By: John Carlson—
Muncie, IN—A big, beautiful lady made a dramatic arrival at the Delaware County Airport on Monday, and was soon swamped by suitors longing to meet and touch her.
Her name is FiFi, and she’s a B-29.
She’s owned by the Commemorative Air Force, and one of only two Boeing Superfortresses flying in the world today. A single glance was all it took to know that, after a rocky upbringing, things were different now. For seventeen years she had been parked in a Navy desert storage depot. There she had endured sand, heat and even being used as a gunnery target. But once acquired by the CAF, she had spent her recent years being pampered and primped by people who love and care for her. By the way, it was two of her siblings, the Enola Gay and then Bock’s Car, who dropped the atomic bombs that ended World War ll.
Joining her on the tarmac just below the Muncie airport’s control tower were three other warbirds. There was a Stearman primary trainer and a T-6 Texan, which during the war was the last stop in an air cadet’s training before being handed “the keys” to a real fighter plane. There was also my buddy Bill Finney’s beautiful Cessna Birddog, the type of military spotter plane that earned a heroic combat record in the Korean War and in Vietnam.
Still, FiFi pretty much stole the show. Visitors like Aaron Poehliein, an employee of Magna Powertrain, had hurried to the airport after work to see her.

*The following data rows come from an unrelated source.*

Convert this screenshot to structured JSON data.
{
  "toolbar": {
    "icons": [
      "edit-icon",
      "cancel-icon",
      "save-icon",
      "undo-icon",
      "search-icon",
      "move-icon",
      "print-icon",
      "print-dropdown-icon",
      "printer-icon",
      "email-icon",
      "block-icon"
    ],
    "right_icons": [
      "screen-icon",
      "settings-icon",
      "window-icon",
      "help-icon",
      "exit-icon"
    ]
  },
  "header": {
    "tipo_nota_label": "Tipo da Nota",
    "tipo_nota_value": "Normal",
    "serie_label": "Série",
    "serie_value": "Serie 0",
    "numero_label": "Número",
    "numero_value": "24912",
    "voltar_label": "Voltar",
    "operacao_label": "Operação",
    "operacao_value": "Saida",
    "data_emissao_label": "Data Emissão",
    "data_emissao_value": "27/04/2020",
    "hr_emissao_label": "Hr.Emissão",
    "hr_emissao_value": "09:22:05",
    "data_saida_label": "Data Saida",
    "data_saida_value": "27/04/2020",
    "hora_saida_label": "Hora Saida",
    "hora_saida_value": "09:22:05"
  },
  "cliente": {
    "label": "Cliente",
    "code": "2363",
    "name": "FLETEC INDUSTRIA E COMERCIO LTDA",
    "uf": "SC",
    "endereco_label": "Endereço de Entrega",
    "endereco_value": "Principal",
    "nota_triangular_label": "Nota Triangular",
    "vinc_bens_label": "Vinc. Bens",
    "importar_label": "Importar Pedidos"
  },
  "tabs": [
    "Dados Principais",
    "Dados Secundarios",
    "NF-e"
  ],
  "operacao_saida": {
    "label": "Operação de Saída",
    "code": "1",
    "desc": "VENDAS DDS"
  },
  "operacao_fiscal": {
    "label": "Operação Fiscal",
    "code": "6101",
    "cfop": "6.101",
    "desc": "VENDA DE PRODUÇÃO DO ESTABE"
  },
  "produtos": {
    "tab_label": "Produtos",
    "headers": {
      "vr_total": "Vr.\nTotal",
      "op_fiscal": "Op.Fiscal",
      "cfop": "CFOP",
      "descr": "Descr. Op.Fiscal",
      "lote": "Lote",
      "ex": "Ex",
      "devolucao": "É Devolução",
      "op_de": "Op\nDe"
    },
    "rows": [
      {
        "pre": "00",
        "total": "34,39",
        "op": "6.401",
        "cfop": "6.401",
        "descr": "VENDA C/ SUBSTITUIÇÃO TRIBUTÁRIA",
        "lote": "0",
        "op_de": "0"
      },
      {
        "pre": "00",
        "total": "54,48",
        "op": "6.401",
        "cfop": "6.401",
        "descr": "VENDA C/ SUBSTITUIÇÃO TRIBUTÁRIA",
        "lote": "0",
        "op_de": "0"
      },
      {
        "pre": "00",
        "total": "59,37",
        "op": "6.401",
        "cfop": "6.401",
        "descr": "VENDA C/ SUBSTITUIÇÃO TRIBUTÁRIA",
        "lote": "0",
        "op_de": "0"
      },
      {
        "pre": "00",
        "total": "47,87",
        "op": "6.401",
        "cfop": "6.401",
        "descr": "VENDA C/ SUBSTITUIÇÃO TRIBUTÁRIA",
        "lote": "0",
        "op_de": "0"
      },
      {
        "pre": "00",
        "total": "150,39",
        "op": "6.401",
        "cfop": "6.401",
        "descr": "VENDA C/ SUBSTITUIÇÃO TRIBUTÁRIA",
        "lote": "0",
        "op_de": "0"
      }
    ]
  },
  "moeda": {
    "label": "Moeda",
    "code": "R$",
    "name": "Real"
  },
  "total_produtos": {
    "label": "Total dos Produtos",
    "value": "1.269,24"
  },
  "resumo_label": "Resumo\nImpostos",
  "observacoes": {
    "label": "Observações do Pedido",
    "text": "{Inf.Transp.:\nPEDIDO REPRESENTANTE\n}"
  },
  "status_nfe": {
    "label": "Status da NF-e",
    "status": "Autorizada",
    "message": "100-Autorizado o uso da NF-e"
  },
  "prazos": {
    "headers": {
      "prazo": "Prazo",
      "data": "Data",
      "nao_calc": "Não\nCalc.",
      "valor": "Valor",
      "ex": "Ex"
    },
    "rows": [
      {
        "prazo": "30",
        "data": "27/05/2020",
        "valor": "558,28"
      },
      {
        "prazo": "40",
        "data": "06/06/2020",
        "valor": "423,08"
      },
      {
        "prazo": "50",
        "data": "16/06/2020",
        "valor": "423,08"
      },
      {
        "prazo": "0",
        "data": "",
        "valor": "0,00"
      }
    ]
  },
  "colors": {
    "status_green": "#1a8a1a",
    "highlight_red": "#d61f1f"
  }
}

“A friend who loves flying told me about it,” he said, and while he didn’t anticipate visiting Fifi would inspire him to take to the sky himself, he was excited to be there.
Selling tickets, meanwhile, was Todd Erskine, of Russellville, Ark., who was busy taking cash and credit cards as folks kept streaming inside.
“FiFi is a popular attraction,” said the engineer, who when she flies is a “scanner,” part of her flight crew, visually monitoring the aircraft’s four powerful radial engines to see they are operating properly. He added that doing so could sometimes seem a little unreal.
“I never imagined I would be part of a crew on a B-29, no,” he admitted.
For a substantial extra charge, if it wasn’t completely booked, people could buy rides in FiFi. For a far more modest one, visitors could take a tour through FiFi’s fuselage. That idea proved irresistible to Jan Kornilow, a Muncie physician, who came with his family, including wife Carolyn, daughter Elizabeth and father-in-law Walter Sedgwick.
A large man, Kornilow found it pretty tight going.
“For a big guy like me there’s not much room,” he said with a smile, “but it’s unbelievable the technology they had back then.”
Then talk turned to his Polish family’s experiences with the Germans during World War II. With the exception of one unlikely kind encounter, there wasn’t much anybody could tell his grandparents and other kin about the brutal realities of war.
Of course, the same would be true for the youngsters who flew airplanes like FiFi against the Japanese in the Pacific Theater of Operations. But if there was one sad thing about FiFi’s visit, it was that five and ten years ago you’d have seen her visited by old-timers who had flown her, fought in her and watched buddies die in her. Anymore, not so much.
Still, Kornilow knew what those fellows had meant to the world.
“Brave, very brave,” he said of them, gazing at FiFi. “We can sit here and do what we did today because of those people’s sacrifices.”
FiFi will be at the Delaware County Airport through Tuesday, July 16th.